Carvedilol is used to treat high blood pressure and heart failure. It is also used after a heart attack to improve the chance of survival if your heart is not pumping well. Lowering high blood pressure helps prevent strokes, heart attacks, and kidney problems. This drug works by blocking the action of certain natural substances in your body, such as epinephrine, on the heart and blood vessels. This effect lowers your heart rate, blood pressure, and strain on your heart. Carvedilol belongs to a class of drugs known as alpha and beta blockers.
See also Warning section. Read the Patient Information Leaflet if available from your pharmacist before you start taking carvedilol and each time you get a refill. If you have any questions, ask your doctor or pharmacist. Take this medication by mouth with food as directed by your doctor, usually twice daily. The dosage is based on your medical condition and response to treatment. To reduce your risk of side effects, your doctor may direct you to start this medication at a low dose and gradually increase your dose. Follow your doctor's instructions carefully. Take this medication regularly to get the most benefit from it. To help you remember, take it at the same times each day. For the treatment of high blood pressure, it may take 1 to 2 weeks before you get the full benefit of this drug. It is important to continue taking this medication even if you feel well. Most people with high blood pressure do not feel sick. Tell your doctor if your condition does not improve or if it worsens (for example, your blood pressure readings remain high or increase, or you have worsening symptoms of heart failure like increased shortness of breath).
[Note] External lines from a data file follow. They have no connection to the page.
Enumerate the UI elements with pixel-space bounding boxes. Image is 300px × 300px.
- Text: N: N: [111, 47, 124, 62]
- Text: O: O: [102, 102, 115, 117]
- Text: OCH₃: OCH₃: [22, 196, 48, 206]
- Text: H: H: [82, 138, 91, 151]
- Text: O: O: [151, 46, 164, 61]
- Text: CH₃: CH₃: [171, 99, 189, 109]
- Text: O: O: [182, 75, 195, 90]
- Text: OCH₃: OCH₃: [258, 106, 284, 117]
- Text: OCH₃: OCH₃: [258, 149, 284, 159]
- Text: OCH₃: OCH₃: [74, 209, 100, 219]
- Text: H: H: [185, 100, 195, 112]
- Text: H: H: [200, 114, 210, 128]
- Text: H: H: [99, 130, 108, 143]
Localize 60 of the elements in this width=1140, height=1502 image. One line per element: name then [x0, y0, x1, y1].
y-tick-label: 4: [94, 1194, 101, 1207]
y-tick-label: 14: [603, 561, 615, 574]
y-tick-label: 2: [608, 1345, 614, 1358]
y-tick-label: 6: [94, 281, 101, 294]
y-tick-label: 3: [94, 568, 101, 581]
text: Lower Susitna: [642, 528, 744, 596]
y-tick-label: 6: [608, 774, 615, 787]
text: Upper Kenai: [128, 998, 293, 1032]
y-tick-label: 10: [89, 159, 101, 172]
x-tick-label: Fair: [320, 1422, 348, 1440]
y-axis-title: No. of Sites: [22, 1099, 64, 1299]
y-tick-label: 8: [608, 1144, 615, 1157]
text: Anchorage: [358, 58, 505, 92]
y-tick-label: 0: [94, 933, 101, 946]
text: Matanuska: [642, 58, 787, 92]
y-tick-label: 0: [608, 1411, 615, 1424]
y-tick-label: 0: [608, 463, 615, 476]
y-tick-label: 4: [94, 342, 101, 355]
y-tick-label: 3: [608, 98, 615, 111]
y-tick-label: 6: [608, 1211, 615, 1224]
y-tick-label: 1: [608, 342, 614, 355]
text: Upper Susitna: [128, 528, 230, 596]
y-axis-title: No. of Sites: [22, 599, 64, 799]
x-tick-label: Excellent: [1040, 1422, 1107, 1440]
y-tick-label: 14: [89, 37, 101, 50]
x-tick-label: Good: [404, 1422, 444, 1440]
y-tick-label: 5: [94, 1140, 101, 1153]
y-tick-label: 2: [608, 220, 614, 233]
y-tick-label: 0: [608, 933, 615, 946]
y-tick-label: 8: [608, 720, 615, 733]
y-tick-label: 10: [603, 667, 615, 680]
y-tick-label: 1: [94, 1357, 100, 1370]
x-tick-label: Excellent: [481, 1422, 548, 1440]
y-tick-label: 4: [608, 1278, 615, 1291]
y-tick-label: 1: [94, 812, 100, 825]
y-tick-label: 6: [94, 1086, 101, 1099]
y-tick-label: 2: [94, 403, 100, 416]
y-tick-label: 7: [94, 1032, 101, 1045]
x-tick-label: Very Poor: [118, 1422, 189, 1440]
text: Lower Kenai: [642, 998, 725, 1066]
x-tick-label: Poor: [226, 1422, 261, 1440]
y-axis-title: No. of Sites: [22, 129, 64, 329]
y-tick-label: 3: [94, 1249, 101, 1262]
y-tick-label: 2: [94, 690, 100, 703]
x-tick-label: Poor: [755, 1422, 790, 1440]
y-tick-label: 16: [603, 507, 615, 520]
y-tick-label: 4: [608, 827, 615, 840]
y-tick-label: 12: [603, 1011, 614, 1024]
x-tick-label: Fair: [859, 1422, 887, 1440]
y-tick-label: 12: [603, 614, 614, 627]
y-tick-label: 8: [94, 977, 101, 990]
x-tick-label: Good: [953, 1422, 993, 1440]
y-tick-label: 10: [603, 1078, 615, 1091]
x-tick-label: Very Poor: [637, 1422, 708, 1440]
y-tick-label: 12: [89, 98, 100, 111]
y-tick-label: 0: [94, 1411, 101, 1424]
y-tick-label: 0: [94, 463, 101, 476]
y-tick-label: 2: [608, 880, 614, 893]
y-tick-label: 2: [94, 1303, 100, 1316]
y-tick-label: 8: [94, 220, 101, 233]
See also Warning and Precautions sections. Dizziness, lightheadedness, drowsiness, diarrhea, impotence, or tiredness may occur. If any of these effects persist or worsen, tell your doctor or pharmacist promptly. To reduce the risk of dizziness and lightheadedness, get up slowly when rising from a sitting or lying position. The risk of dizziness is highest within 1 hour after you take your dose. Taking this medication with food and starting treatment with a low dose and slowly increasing your dose as directed by your doctor help to reduce the risk of dizziness. This drug may reduce blood flow to your hands and feet, causing them to feel cold. Smoking may worsen this effect. Dress warmly and avoid tobacco use. Remember that your doctor has prescribed this medication because he or she has judged that the benefit to you is greater than the risk of side effects. Many people using this medication do not have serious side effects. Tell your doctor right away if you have any serious side effects, including: very slow heartbeat, severe dizziness, fainting, unusual weakness, signs of kidney problems (such as change in the amount of urine), numbness/tingling of the hands/feet, blue fingers/toes, easy bruising/bleeding, mental/mood changes (such as confusion, depression), seizures. Although this medication may be used to treat heart failure, some people may rarely develop new or worsening symptoms of heart failure, especially at the start of carvedilol treatment. Tell your doctor right away if you develop any of these serious side effects: shortness of breath, swelling ankles/feet, unusual tiredness, unusual/sudden weight gain. A very serious allergic reaction to this drug is rare. However, get medical help right away if you notice any symptoms of a serious allergic reaction, including: rash, itching/swelling (especially of the face/tongue/throat), severe dizziness, trouble breathing. This is not a complete list of possible side effects. If you notice other effects not listed above, contact your doctor or pharmacist. In the US - Call your doctor for medical advice about side effects. You may report side effects to FDA at 1-800-FDA-1088 or at www.fda.gov/medwatch. In Canada - Call your doctor for medical advice about side effects. You may report side effects to Health Canada at 1-866-234-2345.
Store at room temperature away from light and moisture. Do not store in the bathroom. Keep all medications away from children and pets. Do not flush medications down the toilet or pour them into a drain unless instructed to do so. Properly discard this product when it is expired or no longer needed. Consult your pharmacist or local waste disposal company.
Drug interactions may change how your medications work or increase your risk for serious side effects. This document does not contain all possible drug interactions. Keep a list of all the products you use (including prescription/nonprescription drugs and herbal products) and share it with your doctor and pharmacist. Do not start, stop, or change the dosage of any medicines without your doctor's approval. One product that may interact with this drug is: fingolimod. Some products have ingredients that could raise your heart rate or blood pressure or worsen your heart failure. Tell your pharmacist what products you are using, and ask how to use them safely (especially cough-and-cold products, diet aids, or NSAIDs such as ibuprofen/naproxen).
If someone has overdosed and has serious symptoms such as passing out or trouble breathing, call 911. Otherwise, call a poison control center right away. US residents can call their local poison control center at 1-800-222-1222. Canada residents can call a provincial poison control center. Symptoms of overdose may include: very slow heartbeat, severe dizziness, fainting, slow/shallow breathing, seizures.